Kitabın Yayın Yönetmenliğini TBMM Araştırma Hizmetleri Başkanı Ahmet Yıldız, editörlüğünü Havvana Yapıcı Kaya gerçekleştirdi.

Kitapta, Yarı Başkanlık sisteminin teori, pratik ve üzerindeki tartışmaları ile Fransa, Polonya ve Rusya örnekleri ayrıntılı olarak inceleniyor. Kitapta yarı başkanlık sistemi ve bu ülkelerle ilgili değerlendirmeler özetle şöyle:

"Robert Elgie'ye göre, anayasalarında halk tarafından seçilen bir devlet başkanı ile parlamentonun guvenoyuna tabi hukumetin birlikte yer aldığı ulkeler, yarı-başkanlık modeline sahiptirler. Elgie'nin bu tanımına uygun 60'a yakın ulke bulunmaktadır.

Ülke örnekleri göstermektedir ki, farklı bir siyasi tarihe, siyasi kültürel ve sosyo-ekonomik yapıya sahip bu ulkelerde yarı-başkanlık sisteminin işleyişi de oldukça farklı mahiyet arz etmektedir. Dolayısıyla ulkelerin demokrasi karneleri uzerinden bir değerlendirmede bulunarak ulkedeki sağlıklı yapının veya arzu edilmeyen durumun yarı-başkanlık sisteminden kaynaklandığını ileri surmek veya faturayı sadece sisteme kesmek doğru olmayacaktır.

Yarı-başkanlık sistemlerinde esas aktör, başkanlık sistemlerinde olduğu gibi devlet başkanıdır.
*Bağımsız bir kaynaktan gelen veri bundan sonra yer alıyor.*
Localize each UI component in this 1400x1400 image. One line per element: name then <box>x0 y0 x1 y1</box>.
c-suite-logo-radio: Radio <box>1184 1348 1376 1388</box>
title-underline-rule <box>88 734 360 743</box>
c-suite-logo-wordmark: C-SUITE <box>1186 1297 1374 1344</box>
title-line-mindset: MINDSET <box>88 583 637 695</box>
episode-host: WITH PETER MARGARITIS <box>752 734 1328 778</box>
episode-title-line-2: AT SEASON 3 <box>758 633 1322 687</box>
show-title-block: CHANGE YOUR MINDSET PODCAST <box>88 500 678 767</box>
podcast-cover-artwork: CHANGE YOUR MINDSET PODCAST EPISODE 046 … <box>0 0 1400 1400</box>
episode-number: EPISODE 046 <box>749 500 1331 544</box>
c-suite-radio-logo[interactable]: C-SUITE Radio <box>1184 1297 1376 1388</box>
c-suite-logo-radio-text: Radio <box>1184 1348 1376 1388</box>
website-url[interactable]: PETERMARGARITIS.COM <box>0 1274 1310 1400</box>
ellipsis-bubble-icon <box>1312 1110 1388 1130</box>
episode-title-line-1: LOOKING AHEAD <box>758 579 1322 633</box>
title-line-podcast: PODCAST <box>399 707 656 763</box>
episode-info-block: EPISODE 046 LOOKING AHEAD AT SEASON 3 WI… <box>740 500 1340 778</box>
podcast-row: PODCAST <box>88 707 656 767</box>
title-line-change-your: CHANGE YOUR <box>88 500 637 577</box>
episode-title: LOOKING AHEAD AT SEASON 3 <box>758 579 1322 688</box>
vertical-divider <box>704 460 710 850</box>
Hatta o kadar ki devlet başkanının kişisel özellikleri, yönetim anlayışına ve diğer aktörlerle munasebetlerine yön verebilmektedir. Devlet başkanının yetkilerinin yanı sıra hukumet ve parlamentoyla ilişkilerin duzenleniş şekli ulkedeki siyasi pratikleri anlamamız açısından buyuk önem arz etmektedir.

Devlet başkanlarının parlamentolar karşısındaki konumunu guçlendiren yetkilerin başında parlamentoyu feshetme yetkisi gelmektedir ki bu yetki her uç örnekte de mevcuttur. Fransa'da devlet başkanı, hiçbir sebebe bağlı kalmadan parlamentoyu feshetme yetkisine sahiptir. Bu yetki, devlet başkanı tarafından istedikleri gibi bir parlamento çoğunluğunu elde etmek amacıyla pek çok kez kullanılmıştır.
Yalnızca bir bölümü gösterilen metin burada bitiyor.